Ces derniers mots avaient été prononcés d’une voix émue et paternelle. Coste en fut touché. Le curé poursuivit :

— Tenez, il faut avoir vécu pour considérer ces choses avec le plus complet détachement. Hélas ! nos jeunes prêtres, je le sais, font comme vous en ce moment. Ils oublient leur mission toute de paix et d’amour. Aussi leur zèle intempérant ne sert qu’à les faire détester et, par contre-coup, qu’à envenimer la querelle, augmenter et éterniser les malentendus, pousser à la haine de notre sainte religion… Pour moi, je me dis que royauté ou république importe peu, que toujours il y aura des âmes à consoler, à apaiser et à soutenir et que personne ne m’empêchera de remplir mon saint ministère de douceur et de pardon.

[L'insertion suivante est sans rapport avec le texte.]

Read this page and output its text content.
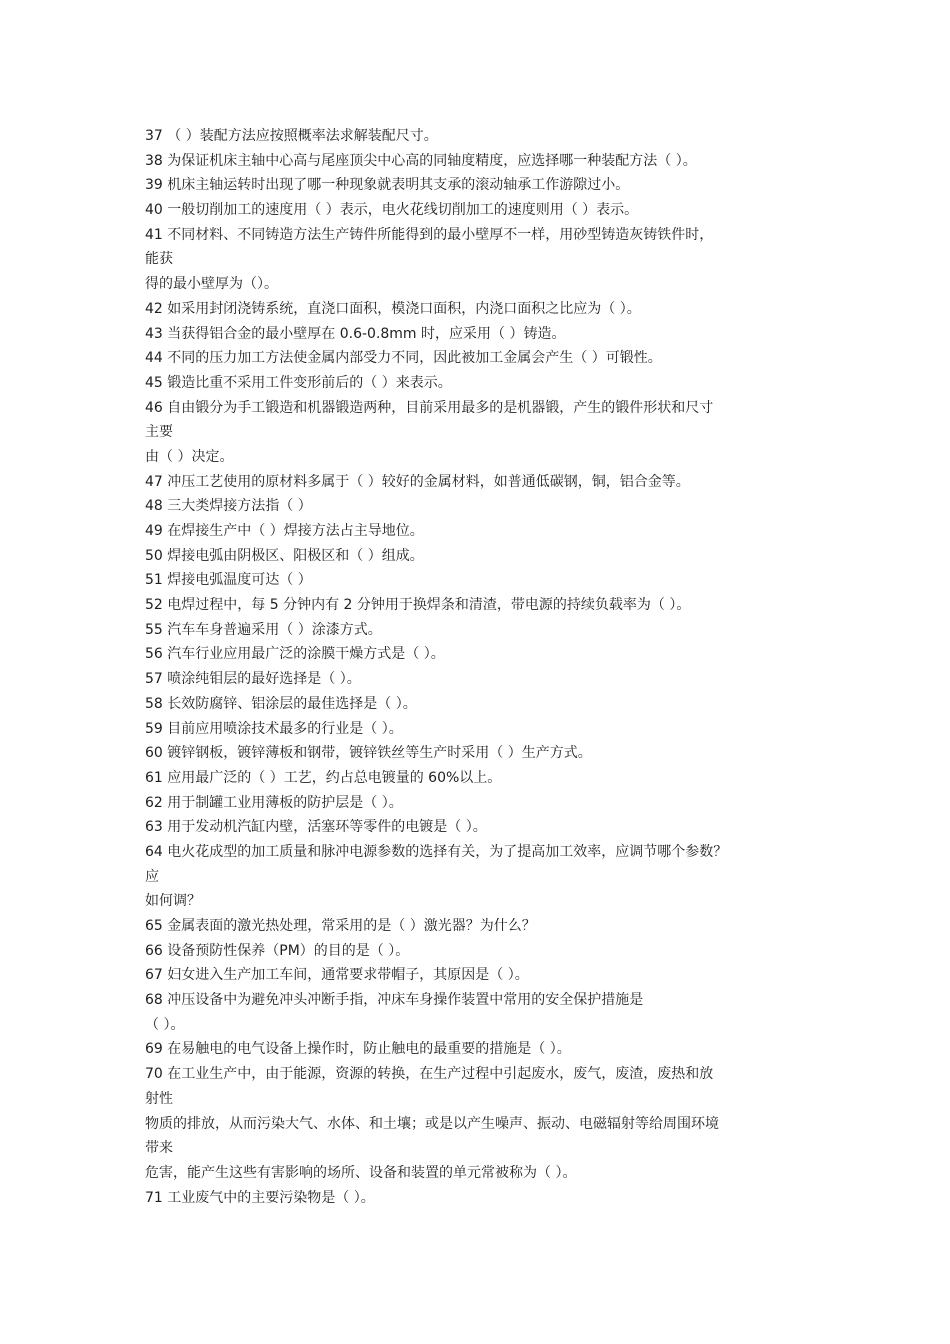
37 （ ）装配方法应按照概率法求解装配尺寸。
38 为保证机床主轴中心高与尾座顶尖中心高的同轴度精度，应选择哪一种装配方法（ ）。
39 机床主轴运转时出现了哪一种现象就表明其支承的滚动轴承工作游隙过小。
40 一般切削加工的速度用（ ）表示，电火花线切削加工的速度则用（ ）表示。
41 不同材料、不同铸造方法生产铸件所能得到的最小壁厚不一样，用砂型铸造灰铸铁件时，
能获
得的最小壁厚为（）。
42 如采用封闭浇铸系统，直浇口面积，模浇口面积，内浇口面积之比应为（ ）。
43 当获得铝合金的最小壁厚在 0.6-0.8mm 时，应采用（ ）铸造。
44 不同的压力加工方法使金属内部受力不同，因此被加工金属会产生（ ）可锻性。
45 锻造比重不采用工件变形前后的（ ）来表示。
46 自由锻分为手工锻造和机器锻造两种，目前采用最多的是机器锻，产生的锻件形状和尺寸
主要
由（ ）决定。
47 冲压工艺使用的原材料多属于（ ）较好的金属材料，如普通低碳钢，铜，铝合金等。
48 三大类焊接方法指（ ）
49 在焊接生产中（ ）焊接方法占主导地位。
50 焊接电弧由阴极区、阳极区和（ ）组成。
51 焊接电弧温度可达（ ）
52 电焊过程中，每 5 分钟内有 2 分钟用于换焊条和清渣，带电源的持续负载率为（ ）。
55 汽车车身普遍采用（ ）涂漆方式。
56 汽车行业应用最广泛的涂膜干燥方式是（ ）。
57 喷涂纯钼层的最好选择是（ ）。
58 长效防腐锌、铝涂层的最佳选择是（ ）。
59 目前应用喷涂技术最多的行业是（ ）。
60 镀锌钢板，镀锌薄板和钢带，镀锌铁丝等生产时采用（ ）生产方式。
61 应用最广泛的（ ）工艺，约占总电镀量的 60%以上。
62 用于制罐工业用薄板的防护层是（ ）。
63 用于发动机汽缸内壁，活塞环等零件的电镀是（ ）。
64 电火花成型的加工质量和脉冲电源参数的选择有关，为了提高加工效率，应调节哪个参数？
应
如何调？
65 金属表面的激光热处理，常采用的是（ ）激光器？为什么？
66 设备预防性保养（PM）的目的是（ ）。
67 妇女进入生产加工车间，通常要求带帽子，其原因是（ ）。
68 冲压设备中为避免冲头冲断手指，冲床车身操作装置中常用的安全保护措施是
（ ）。
69 在易触电的电气设备上操作时，防止触电的最重要的措施是（ ）。
70 在工业生产中，由于能源，资源的转换，在生产过程中引起废水，废气，废渣，废热和放
射性
物质的排放，从而污染大气、水体、和土壤；或是以产生噪声、振动、电磁辐射等给周围环境
带来
危害，能产生这些有害影响的场所、设备和装置的单元常被称为（ ）。
71 工业废气中的主要污染物是（ ）。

Ce calme scepticisme politique, fait d’amour et de l’oubli total des petitesses humaines, frappa l’instituteur. Aussi, plein de respect pour le prêtre, il murmura :

— Oh ! vous, vous êtes un saint homme et tous ici vous vénèrent.

— Pas de flatterie, mon ami… Je ne suis qu’un pauvre homme comme vous… Allons, soyez prudent et au revoir.

Ils se quittèrent, le curé avec son bon sourire et la douceur inaltérable de ses yeux bleus, Coste saluant avec une respectueuse sympathie cet homme de bien, mais se disant :

« Non, je ne peux pas faire autrement. Le pain de mes enfants est en jeu et je dois n’avoir rien à me reprocher. »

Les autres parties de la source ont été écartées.